Rumpus: You direct and teach in Brooklyn College’s creative writing program (and you’re, incidentally, one of the best instructors I’ve had). How have you found that teaching has influenced your writing?
Henkin: Thanks, Reese. I love teaching, and that’s in large part because I get to teach writers as good as you. I’ve always preferred teaching graduate students to teaching undergraduates, and in most ways I have the dream job. In a typical year at Brooklyn College we get 500 MFA fiction applicants for fifteen spots in our incoming class. So you’re dealing with some of the very best young writers out there. In the last few months alone, five of our recent graduates have gotten book contracts. There are writers who wouldn’t know how to teach; for them, writing is an intuitive process and they aren’t fully conscious of what they’re doing. For me, it was the opposite. I could read someone else’s short story and figure out what wasn’t working long before I could make things work in my own stories. I needed to learn how to become a more intuitive writer, and critiquing other people’s stories helped me do that; it still helps me. I’ve been at this process longer than my students have, but we’re all struggling with the same thing—how to write convincing stories; how to make our characters comes so deeply to life they feel as real as, even realer than, the actual people in our own lives; how to use language in a way that’s precise and beautiful and utterly true. That never changes. So in a way, even though I’m the instructor, we’re all students in the room. Also, I’m a fairly social person, and writing is incredibly solitary, so teaching gives me the chance to be with other people and to talk about what I love.
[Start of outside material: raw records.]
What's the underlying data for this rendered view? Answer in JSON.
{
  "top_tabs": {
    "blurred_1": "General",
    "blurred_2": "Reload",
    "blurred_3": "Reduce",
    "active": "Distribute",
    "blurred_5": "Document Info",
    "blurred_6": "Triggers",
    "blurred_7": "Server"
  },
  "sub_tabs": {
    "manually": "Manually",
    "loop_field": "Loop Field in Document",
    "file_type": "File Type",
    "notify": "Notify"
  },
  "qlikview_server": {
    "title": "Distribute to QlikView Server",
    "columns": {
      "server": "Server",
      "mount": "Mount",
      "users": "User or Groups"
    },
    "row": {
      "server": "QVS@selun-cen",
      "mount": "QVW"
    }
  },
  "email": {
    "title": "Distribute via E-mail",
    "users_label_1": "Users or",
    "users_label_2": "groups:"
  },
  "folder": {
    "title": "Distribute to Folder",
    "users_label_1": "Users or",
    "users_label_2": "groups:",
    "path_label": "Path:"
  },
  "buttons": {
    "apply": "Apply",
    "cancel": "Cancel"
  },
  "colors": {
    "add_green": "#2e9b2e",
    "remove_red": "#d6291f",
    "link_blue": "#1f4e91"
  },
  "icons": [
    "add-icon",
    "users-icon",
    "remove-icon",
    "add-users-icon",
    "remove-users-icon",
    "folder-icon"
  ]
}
Rumpus: I want to ask you more about using language “in a way that’s precise and beautiful and utterly true.” Lately, as I revise my novel, I’ve thought a lot about the beautiful versus the true—as much as I love a beautiful sentence, it seems as or maybe more important to me that a novel be written believably, with a voice that feels alive and real and not necessarily quote-unquote writerly. I found that The World Without You struck that balance in a way that felt authentic, and I wonder if this is something you think about as you write.
Henkin: Absolutely, and given the choice between the beautiful and the true, I’ll choose the true. Or maybe a better way to put it is that in fiction truth (and by that I mean emotional truth) is the real beauty. I like a beautiful sentence as much as the next person, but I’m not interested in beautiful sentences for their own sake. If someone is, he’s more likely a poet than a fiction writer. I start with character, and I believe language has to be in service of character. What that sometimes means is cutting your most beautiful sentence if it’s getting in the way of your story.
Years ago, an undergraduate student of mine who had real talent said to me, “Josh, I just write poetically.” This was true, but it was also the writer’s biggest problem. A fiction writer shouldn’t simply write poetically. She should write poetically when poetry is called for and not write poetically when poetry isn’t called for. In The Things They Carried, Tim O’Brien is brilliant at varying his sentence cadences so as to reflect the sentiments of his characters and the mood of the scene as a whole. This is beauty in service of truth.
It’s worth noting, too, that there are different kinds of beauty. I’m struck, for instance, by the beauty of the sentences in Tobias Wolff’s This Boy’s Life. For the most part, these sentences are neither elaborate nor lapidary, but what they have is a beauty of simplicity. Reading that book, you feel as if the writer has receded—as if Wolff isn’t there at all and the book has simply written itself. In many ways, that’s the kind of beauty I aspire to—the beauty of effortlessness. But I know from experience, as Wolff no doubt does too, how much effort it takes to make something seem effortless.